Risen [Update]
Risen – das neue Spiel von dem deutschen Entwickerstudio Piranha Bytes, dem (bisherigen) Entwickler der Gothic Reihe (bis Gothic 3) verwircklicht das, was Gothic 3 hätte sein können. Das Einzelspieler Action-Rollenspiel Risen erinnert an die Glanzlichter der Anfänge der Gothic Reihe. Die Welt ist groß, aber noch überschaubar, dynamisch, und vor allem: verdammt überezugend.
Risen, Anfang diesen Oktober erschienen, überzeugt durch die gelungene Graphik, die spielerische Freiheit aber vor allem durch die sehr überzeugende Welt.

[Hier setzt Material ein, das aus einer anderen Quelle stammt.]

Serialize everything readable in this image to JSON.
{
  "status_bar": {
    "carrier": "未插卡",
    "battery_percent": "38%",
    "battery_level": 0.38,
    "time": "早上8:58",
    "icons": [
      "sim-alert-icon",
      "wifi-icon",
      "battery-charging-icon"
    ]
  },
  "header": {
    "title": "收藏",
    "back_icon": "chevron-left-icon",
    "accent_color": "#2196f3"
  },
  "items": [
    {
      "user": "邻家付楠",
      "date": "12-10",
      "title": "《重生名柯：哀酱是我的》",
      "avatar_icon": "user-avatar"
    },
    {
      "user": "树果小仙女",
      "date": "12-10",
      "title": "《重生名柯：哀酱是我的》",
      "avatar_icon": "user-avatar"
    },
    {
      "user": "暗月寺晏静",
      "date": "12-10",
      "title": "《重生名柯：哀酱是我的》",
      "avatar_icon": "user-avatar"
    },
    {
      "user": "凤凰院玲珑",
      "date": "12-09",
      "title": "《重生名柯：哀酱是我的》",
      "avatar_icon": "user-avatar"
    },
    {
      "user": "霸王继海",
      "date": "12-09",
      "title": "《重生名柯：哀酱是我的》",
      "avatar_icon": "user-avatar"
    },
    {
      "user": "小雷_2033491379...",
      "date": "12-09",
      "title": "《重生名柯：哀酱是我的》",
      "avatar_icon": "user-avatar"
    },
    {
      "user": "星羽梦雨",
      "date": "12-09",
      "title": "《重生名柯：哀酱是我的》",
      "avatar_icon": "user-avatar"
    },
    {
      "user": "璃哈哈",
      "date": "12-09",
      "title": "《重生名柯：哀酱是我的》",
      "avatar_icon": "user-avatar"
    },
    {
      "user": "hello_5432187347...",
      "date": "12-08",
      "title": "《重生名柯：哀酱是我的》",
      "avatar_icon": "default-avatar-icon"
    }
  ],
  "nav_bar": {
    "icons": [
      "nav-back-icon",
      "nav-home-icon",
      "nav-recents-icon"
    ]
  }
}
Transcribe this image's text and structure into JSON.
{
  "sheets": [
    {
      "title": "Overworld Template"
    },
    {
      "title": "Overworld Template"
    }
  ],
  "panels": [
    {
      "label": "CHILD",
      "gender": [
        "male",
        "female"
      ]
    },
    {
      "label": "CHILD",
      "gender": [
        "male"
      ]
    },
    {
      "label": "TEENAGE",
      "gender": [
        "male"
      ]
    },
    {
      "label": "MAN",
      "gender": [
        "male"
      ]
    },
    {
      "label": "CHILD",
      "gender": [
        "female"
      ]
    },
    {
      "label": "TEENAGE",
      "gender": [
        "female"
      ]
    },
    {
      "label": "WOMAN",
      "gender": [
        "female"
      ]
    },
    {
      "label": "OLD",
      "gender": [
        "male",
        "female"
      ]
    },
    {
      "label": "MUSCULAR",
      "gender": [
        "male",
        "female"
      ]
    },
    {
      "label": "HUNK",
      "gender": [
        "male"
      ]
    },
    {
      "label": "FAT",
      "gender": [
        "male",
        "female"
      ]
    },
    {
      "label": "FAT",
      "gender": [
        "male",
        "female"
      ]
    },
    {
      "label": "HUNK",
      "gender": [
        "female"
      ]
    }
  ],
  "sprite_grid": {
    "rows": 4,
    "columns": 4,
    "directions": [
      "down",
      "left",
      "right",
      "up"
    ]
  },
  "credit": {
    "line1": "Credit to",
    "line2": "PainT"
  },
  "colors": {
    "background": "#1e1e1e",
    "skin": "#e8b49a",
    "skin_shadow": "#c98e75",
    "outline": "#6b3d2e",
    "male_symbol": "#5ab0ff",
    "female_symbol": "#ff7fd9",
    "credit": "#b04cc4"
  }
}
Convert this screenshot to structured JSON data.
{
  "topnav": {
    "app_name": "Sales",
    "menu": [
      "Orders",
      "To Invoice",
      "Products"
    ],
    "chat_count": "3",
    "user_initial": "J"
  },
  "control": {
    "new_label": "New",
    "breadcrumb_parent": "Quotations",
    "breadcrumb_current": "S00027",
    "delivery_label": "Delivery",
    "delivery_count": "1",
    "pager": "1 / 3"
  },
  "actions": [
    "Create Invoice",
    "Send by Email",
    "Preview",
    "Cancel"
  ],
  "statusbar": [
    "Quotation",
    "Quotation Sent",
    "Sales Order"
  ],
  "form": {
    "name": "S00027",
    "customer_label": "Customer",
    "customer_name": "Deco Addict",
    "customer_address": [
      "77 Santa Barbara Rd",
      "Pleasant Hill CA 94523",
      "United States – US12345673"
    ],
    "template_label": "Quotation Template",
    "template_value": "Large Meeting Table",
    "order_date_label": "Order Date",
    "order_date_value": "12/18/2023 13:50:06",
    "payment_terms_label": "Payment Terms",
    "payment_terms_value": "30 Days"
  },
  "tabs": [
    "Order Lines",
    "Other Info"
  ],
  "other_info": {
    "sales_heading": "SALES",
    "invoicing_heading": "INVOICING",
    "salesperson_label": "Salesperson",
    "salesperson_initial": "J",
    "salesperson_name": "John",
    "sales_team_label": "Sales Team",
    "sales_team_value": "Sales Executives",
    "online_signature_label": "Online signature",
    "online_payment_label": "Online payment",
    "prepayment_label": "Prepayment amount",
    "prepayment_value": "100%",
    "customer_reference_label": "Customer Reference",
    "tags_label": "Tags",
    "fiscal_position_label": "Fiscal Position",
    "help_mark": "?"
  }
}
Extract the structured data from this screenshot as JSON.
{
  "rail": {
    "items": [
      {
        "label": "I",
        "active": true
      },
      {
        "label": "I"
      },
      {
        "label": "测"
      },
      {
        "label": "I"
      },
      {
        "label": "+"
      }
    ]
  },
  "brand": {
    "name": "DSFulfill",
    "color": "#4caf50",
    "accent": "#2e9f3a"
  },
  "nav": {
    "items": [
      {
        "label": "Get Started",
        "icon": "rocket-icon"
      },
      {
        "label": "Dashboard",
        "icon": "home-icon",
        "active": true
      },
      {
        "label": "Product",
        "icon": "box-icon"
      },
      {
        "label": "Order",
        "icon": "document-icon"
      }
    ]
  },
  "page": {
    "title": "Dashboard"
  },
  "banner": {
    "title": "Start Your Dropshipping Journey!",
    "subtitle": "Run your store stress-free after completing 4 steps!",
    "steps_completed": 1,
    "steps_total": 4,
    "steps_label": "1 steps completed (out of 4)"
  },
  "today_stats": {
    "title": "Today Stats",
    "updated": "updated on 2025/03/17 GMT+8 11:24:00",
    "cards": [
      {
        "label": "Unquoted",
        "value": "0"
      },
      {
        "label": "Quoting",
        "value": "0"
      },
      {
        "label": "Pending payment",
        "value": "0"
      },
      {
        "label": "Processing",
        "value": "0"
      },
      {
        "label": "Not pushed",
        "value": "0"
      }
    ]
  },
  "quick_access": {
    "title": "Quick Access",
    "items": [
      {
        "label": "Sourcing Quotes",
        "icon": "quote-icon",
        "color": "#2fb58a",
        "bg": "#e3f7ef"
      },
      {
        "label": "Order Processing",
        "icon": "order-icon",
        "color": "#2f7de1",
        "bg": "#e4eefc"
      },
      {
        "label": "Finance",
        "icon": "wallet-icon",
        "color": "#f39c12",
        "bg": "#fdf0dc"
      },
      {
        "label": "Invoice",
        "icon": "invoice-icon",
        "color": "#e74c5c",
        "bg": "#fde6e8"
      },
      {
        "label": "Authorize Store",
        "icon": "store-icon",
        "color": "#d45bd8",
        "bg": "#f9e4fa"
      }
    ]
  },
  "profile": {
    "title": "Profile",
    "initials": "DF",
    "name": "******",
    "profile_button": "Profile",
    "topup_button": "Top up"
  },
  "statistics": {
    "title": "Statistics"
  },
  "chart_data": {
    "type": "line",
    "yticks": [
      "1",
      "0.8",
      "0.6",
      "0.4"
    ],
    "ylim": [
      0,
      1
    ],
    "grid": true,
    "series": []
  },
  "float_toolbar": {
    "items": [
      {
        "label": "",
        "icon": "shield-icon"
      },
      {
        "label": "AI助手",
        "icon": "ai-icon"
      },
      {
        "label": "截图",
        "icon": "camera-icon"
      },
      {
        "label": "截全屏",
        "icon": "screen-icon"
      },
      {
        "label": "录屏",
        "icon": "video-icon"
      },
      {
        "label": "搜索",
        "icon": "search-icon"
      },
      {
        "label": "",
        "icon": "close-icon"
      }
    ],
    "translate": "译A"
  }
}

Dazu trägt nicht nur der Tag-Nacht Zyklus und damit zusammenhängende andere Tätigkeiten und Aufenthaltsorte der NSC bei, sondern auch die realistischen Dialoge. Risen ist kein Spiel schöner Worte, die hartgesottenen Nicht-Spieler-Charaktere, wie der (wieder) namenlose Held auch, verwenden durchaus Schimpfworte und fluchen. Dies nimmt jedoch nicht überhand und wird auch nicht geschmacklos, sondern passt sich in die mittelaterliche Fantasy-Welt ein.
Die Welt
Die mediterane Insel Faranga, auf der Risen ausschließlich spielt, ist im Vergleich zu Gothic 3 extrem begrenzt. Die größe ist in etwa vergleichbar mit der Insel Khorinis Gothic 2 – nicht die einzige Gemeinsamkeit. Die Insel ist von verschiedenen Vegetationszonen bedeckt. Diese reichen von tropischen Palmenwäldern zu Laub und Nadelwädern, Sümpfen und Wiesen. Es gibt eine Hafenstadt, ein Lager der Banditen (im Sumpf) und die Vulkanfeste – Heimstätte der Magier der Heiligen Flamme. Dazwischen liegen immer einige Bauernhöfe, verlassene Häuser und Ruinen. Das Reisen erfolgt zu Fuß, später im Spiel gibt es jedoch, wie bisher in allen Gothic Teilen, Teleportsteine die das Reisen auf der Insel deutlich beschleunigen.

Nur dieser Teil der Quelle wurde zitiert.